Kombinasi tersebut membantu sistem memproses informasi secara lebih cepat dan mengurangi hambatan komunikasi antar komponen.
Karena itu, platform Vera Rubin menjadi fondasi penting bagi pusat data AI generasi berikutnya.
Perusahaan Teknologi Besar Mulai Melirik
Sejumlah perusahaan teknologi global mulai menunjukkan ketertarikan terhadap platform Vera.
NVIDIA menyebut beberapa organisasi yang bergerak di bidang AI dan cloud computing telah mempertimbangkan penggunaan Vera untuk memperkuat infrastruktur mereka. Minat tersebut menunjukkan bahwa industri melihat potensi besar pada teknologi yang NVIDIA tawarkan.
Selain itu, berbagai produsen server juga mulai menyiapkan perangkat yang mendukung prosesor terbaru tersebut.
Karena itu, ekosistem Vera diperkirakan akan berkembang cukup cepat dalam beberapa tahun mendatang.
Tantang Dominasi Intel dan AMD
Selama bertahun-tahun Intel dan AMD menguasai pasar CPU server global.
Namun, meningkatnya kebutuhan komputasi AI membuka peluang baru bagi NVIDIA untuk memasuki pasar tersebut. Perusahaan kini menawarkan solusi yang mencakup CPU, GPU, jaringan, perangkat lunak, dan infrastruktur AI dalam satu ekosistem terintegrasi.
Strategi tersebut memberikan nilai tambah bagi perusahaan yang ingin membangun pusat data AI tanpa harus menggabungkan berbagai teknologi dari vendor yang berbeda.
Karena itu, persaingan di pasar server diperkirakan akan semakin ketat.

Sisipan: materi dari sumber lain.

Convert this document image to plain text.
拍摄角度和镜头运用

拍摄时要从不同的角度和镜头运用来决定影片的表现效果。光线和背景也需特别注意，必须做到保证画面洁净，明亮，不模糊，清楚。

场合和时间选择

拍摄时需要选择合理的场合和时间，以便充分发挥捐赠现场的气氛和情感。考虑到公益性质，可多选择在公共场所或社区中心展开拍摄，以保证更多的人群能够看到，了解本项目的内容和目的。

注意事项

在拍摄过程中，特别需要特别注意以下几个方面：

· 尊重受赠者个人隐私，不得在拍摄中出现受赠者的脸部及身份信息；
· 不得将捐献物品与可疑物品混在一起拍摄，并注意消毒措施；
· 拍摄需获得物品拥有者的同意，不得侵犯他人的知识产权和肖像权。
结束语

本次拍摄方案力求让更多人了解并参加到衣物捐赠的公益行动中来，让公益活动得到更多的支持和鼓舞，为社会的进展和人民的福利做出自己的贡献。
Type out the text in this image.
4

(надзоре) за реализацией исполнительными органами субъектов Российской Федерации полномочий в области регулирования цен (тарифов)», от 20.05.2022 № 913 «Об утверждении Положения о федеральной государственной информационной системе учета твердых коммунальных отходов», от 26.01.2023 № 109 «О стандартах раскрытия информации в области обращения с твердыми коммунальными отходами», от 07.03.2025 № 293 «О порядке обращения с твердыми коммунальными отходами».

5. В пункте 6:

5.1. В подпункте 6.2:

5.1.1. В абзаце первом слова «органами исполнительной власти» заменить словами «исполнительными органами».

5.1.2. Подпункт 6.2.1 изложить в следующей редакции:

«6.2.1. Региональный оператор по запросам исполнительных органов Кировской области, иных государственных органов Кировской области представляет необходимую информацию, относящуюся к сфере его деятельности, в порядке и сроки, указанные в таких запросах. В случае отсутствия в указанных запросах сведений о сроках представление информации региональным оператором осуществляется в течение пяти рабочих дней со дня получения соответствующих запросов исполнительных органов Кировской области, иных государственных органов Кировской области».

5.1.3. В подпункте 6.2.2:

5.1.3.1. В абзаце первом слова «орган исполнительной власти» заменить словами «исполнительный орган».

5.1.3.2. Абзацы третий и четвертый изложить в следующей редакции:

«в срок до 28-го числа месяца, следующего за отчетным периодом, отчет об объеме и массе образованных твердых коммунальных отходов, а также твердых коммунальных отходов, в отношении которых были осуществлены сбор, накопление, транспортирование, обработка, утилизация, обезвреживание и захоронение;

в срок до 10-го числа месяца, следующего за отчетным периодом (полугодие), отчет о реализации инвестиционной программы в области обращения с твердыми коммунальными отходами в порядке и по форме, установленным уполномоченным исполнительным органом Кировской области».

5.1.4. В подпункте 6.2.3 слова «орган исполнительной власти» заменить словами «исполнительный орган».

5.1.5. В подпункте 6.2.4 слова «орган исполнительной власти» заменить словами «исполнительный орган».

NVIDIA Siapkan Era Agentic AI
NVIDIA mengembangkan Vera untuk mendukung perkembangan agentic AI, yaitu sistem kecerdasan buatan yang mampu menjalankan tugas secara mandiri dengan tingkat otonomi yang lebih tinggi.
Teknologi tersebut membutuhkan kemampuan pemrosesan data yang sangat besar serta komunikasi cepat antara CPU dan GPU. Karena itu, NVIDIA merancang Vera agar mampu memenuhi kebutuhan komputasi generasi baru tersebut.
Selain mendukung pengembangan AI generatif, Vera juga dapat membantu perusahaan membangun sistem otomatis yang lebih cerdas dan responsif.